Nemours Children's Hospital
My experience working in the CRH Lab truly embodied the intersection between research and community service. This lab seeks to study relationships, primarily romantic, and understand their impact on endocrine and immune function, and our overall long-term health. One experiment that I worked on, MINDv2, had couples from the local Newark community complete a stress reduction program at home for two weeks, and come into the lab before and after the program. This experiment was an opportunity for couples to test if this measure could possibly help reduce stress levels in their relationship, and helped our lab to investigate the impact of the stress reduction program on couples’ health (e.g., heart rate, blood pressure).
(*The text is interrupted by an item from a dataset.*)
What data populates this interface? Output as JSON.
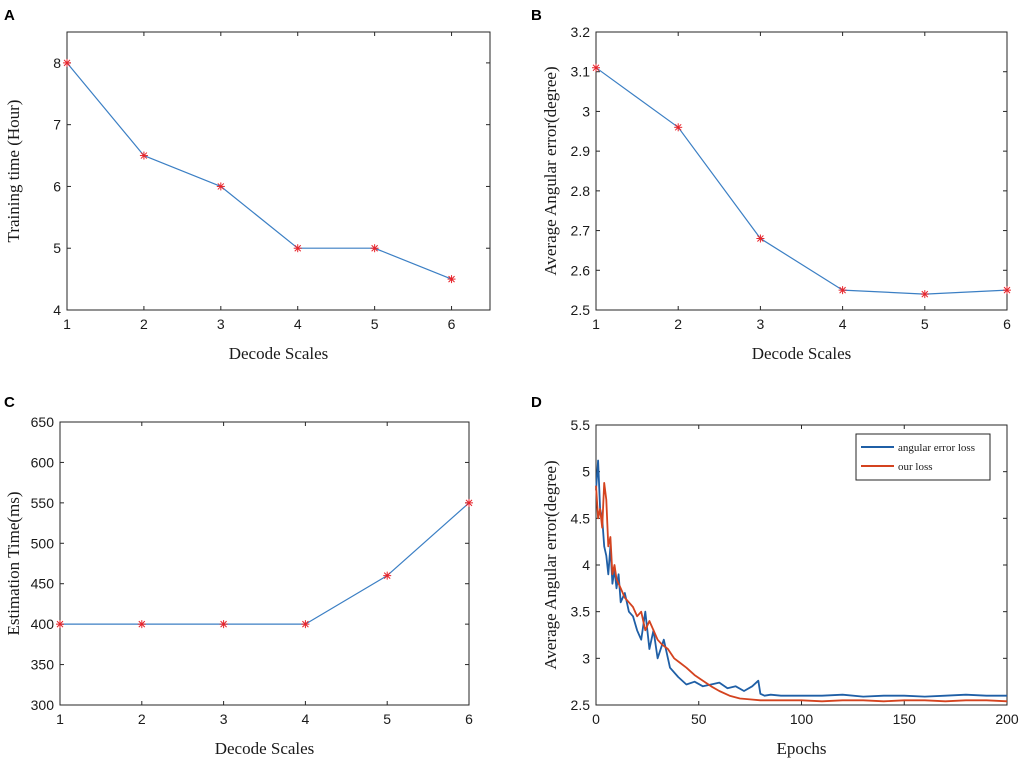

I am and always will be a strong proponent of evidence-based interventions - the work that this lab does both helps participant community members with their relationships while being able to gather data that will eventually serve to benefit the broader community, both near and far, in the long-term. My time in the CRH Lab marked a point in my career where I was able to appreciate the significance of research-informed practices when providing mental health care for any group or population. It is my aspiration to become a psychologist who is well-versed in evidence-based practices and is familiar with new and upcoming research that could open a new path to treatment. It is my belief that a good healthcare professional is well-versed and up to date on current scientific literature as well as compassionate towards their patients and active in helping their community. As I continue my journey to become a licensed professional in psychology, I aim to immerse myself in research labs in graduate school that will not only help the immediate community, but gather data that will further improve therapeutic interventions for the general population.